Schab wędzony z pończochy
- 1 kg schabu bez kości, najlepiej wąski, długi kawałek, może mieć lekki tłuszczyk
- 35 g soli
- 1/2 łyżeczki świeżo zmielonego czarnego pieprzu
- 2 łyżki suszonego majeranku
- 1 łyżka tymianku suszonego
- 1 łyżeczka igieł rozmarynu
- 1/2 łyżeczki czubricy
- 1 łyżka cukru
- 5 ząbków czosnku (przeciśniętych przez praskę)

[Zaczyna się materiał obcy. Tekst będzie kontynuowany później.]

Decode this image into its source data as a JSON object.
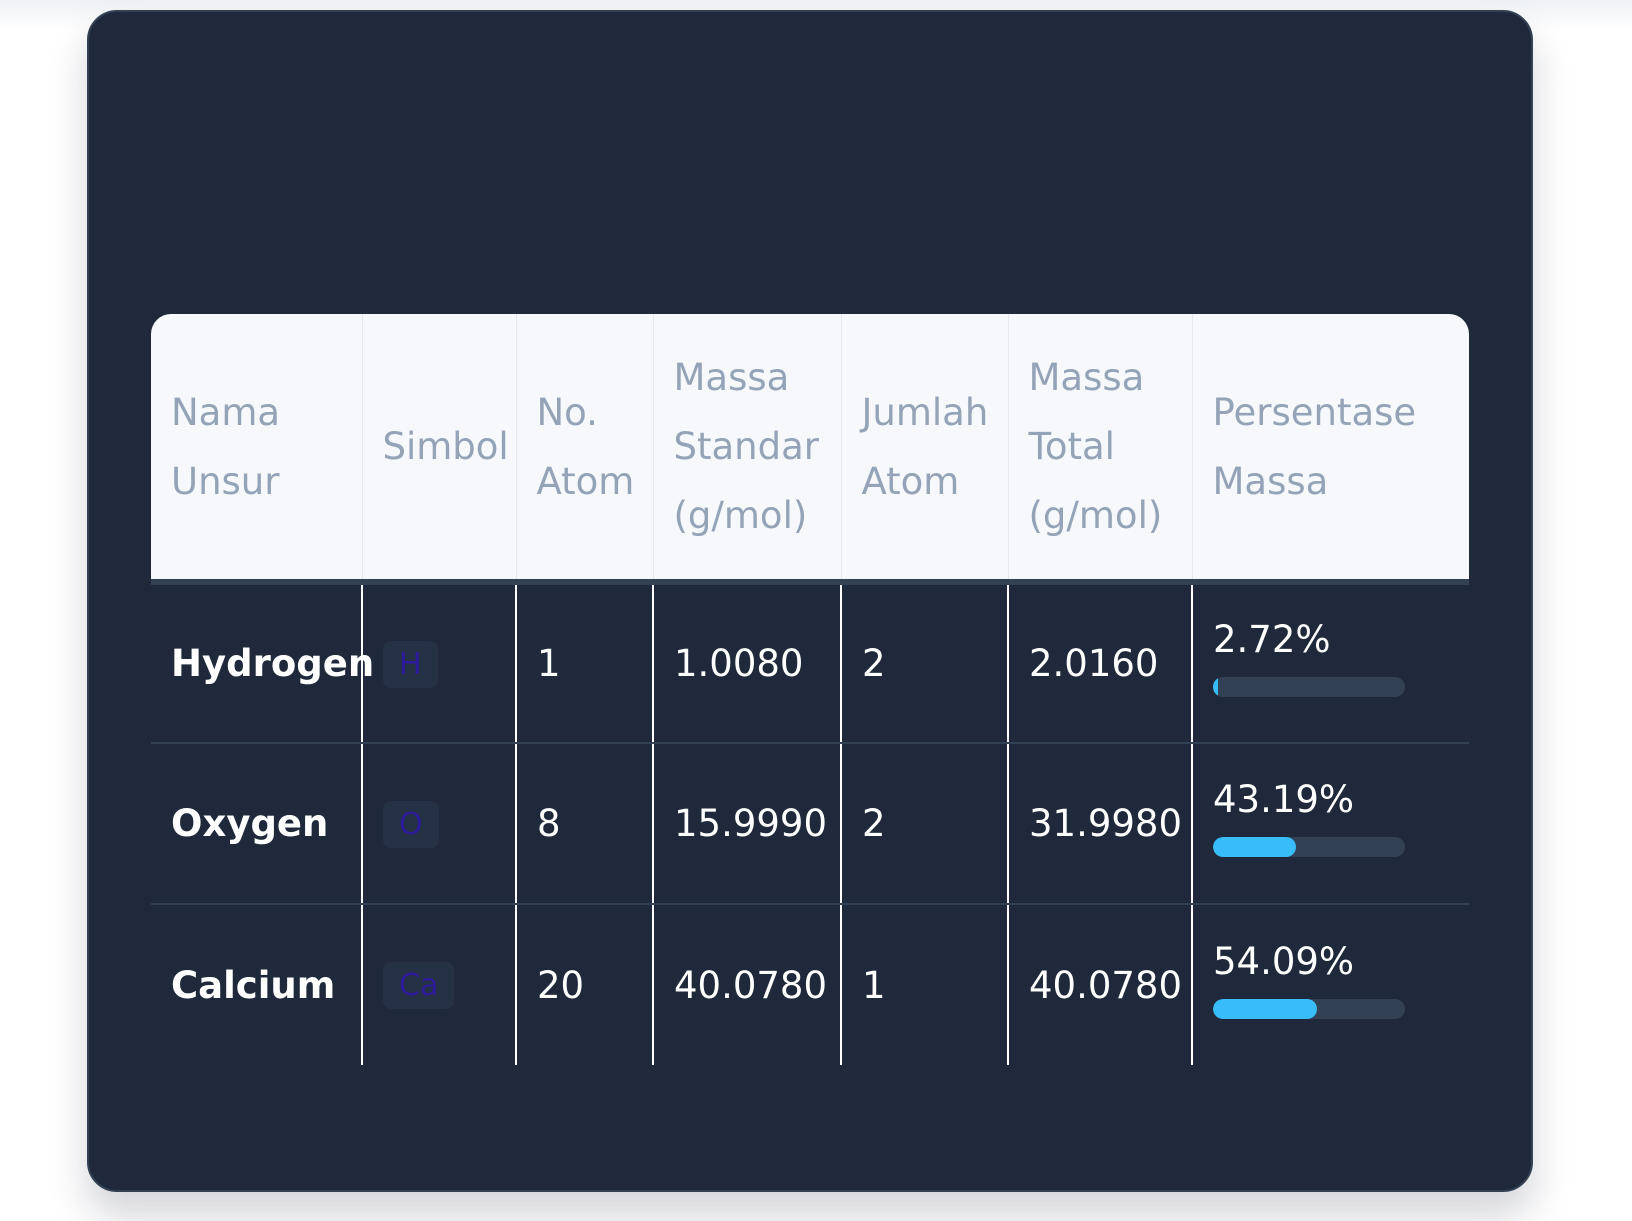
{
  "card": {
    "title": ""
  },
  "table": {
    "headers": {
      "name": "Nama Unsur",
      "symbol": "Simbol",
      "atomic_number": "No. Atom",
      "standard_mass": "Massa Standar (g/mol)",
      "atom_count": "Jumlah Atom",
      "total_mass": "Massa Total (g/mol)",
      "mass_percent": "Persentase Massa"
    },
    "rows": [
      {
        "name": "Hydrogen",
        "symbol": "H",
        "atomic_number": "1",
        "standard_mass": "1.0080",
        "atom_count": "2",
        "total_mass": "2.0160",
        "mass_percent": "2.72%",
        "mass_fraction": 0.0272
      },
      {
        "name": "Oxygen",
        "symbol": "O",
        "atomic_number": "8",
        "standard_mass": "15.9990",
        "atom_count": "2",
        "total_mass": "31.9980",
        "mass_percent": "43.19%",
        "mass_fraction": 0.4319
      },
      {
        "name": "Calcium",
        "symbol": "Ca",
        "atomic_number": "20",
        "standard_mass": "40.0780",
        "atom_count": "1",
        "total_mass": "40.0780",
        "mass_percent": "54.09%",
        "mass_fraction": 0.5409
      }
    ]
  },
  "colors": {
    "card_background": "#1f293b",
    "header_background": "#f6f8fb",
    "header_text": "#94a3b8",
    "bar_fill": "#38bdf8",
    "bar_track": "#334155",
    "symbol_text": "#2e1a9c"
  }
}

- 6 szt ziela angielskiego
- 5 szt jałowca
- 3 liście laurowe
Na początek zrobić marynatę. Majeranek, tymianek, rozmaryn, ziele angielskie i jałowiec utrzeć przez chwile w moździerzu. Dodać pokruszony liść laurowy, sól, pieprz, cukier i czosnek. Wszystko wymieszać. Schab umyć, dokładnie osuszyć i natrzeć mięso marynatą z każdej strony. Schab włożyć do naczynia z pokrywką (np. żaroodpornego) i włożyć do lodówki na 5 dni. Dwa razy dziennie mięso obracać na druga stronę i odlewać tworzący się płyn. Po 5 dniach mięso wyjąć i włożyć do pończochy, związać na gorze i powiesić w suchym, przewiewnym, ciepłym miejscu. Tak przygotowany schab zostawić do wyschnięcia na 5 dni. Po tym czasie schab wyciągnąć z pończochy i rozkoszować się jego smakiem. Najlepiej smakuje bardzo cienko pokrojony. Prawda ze wygląda jak sopocka?:) Smacznego!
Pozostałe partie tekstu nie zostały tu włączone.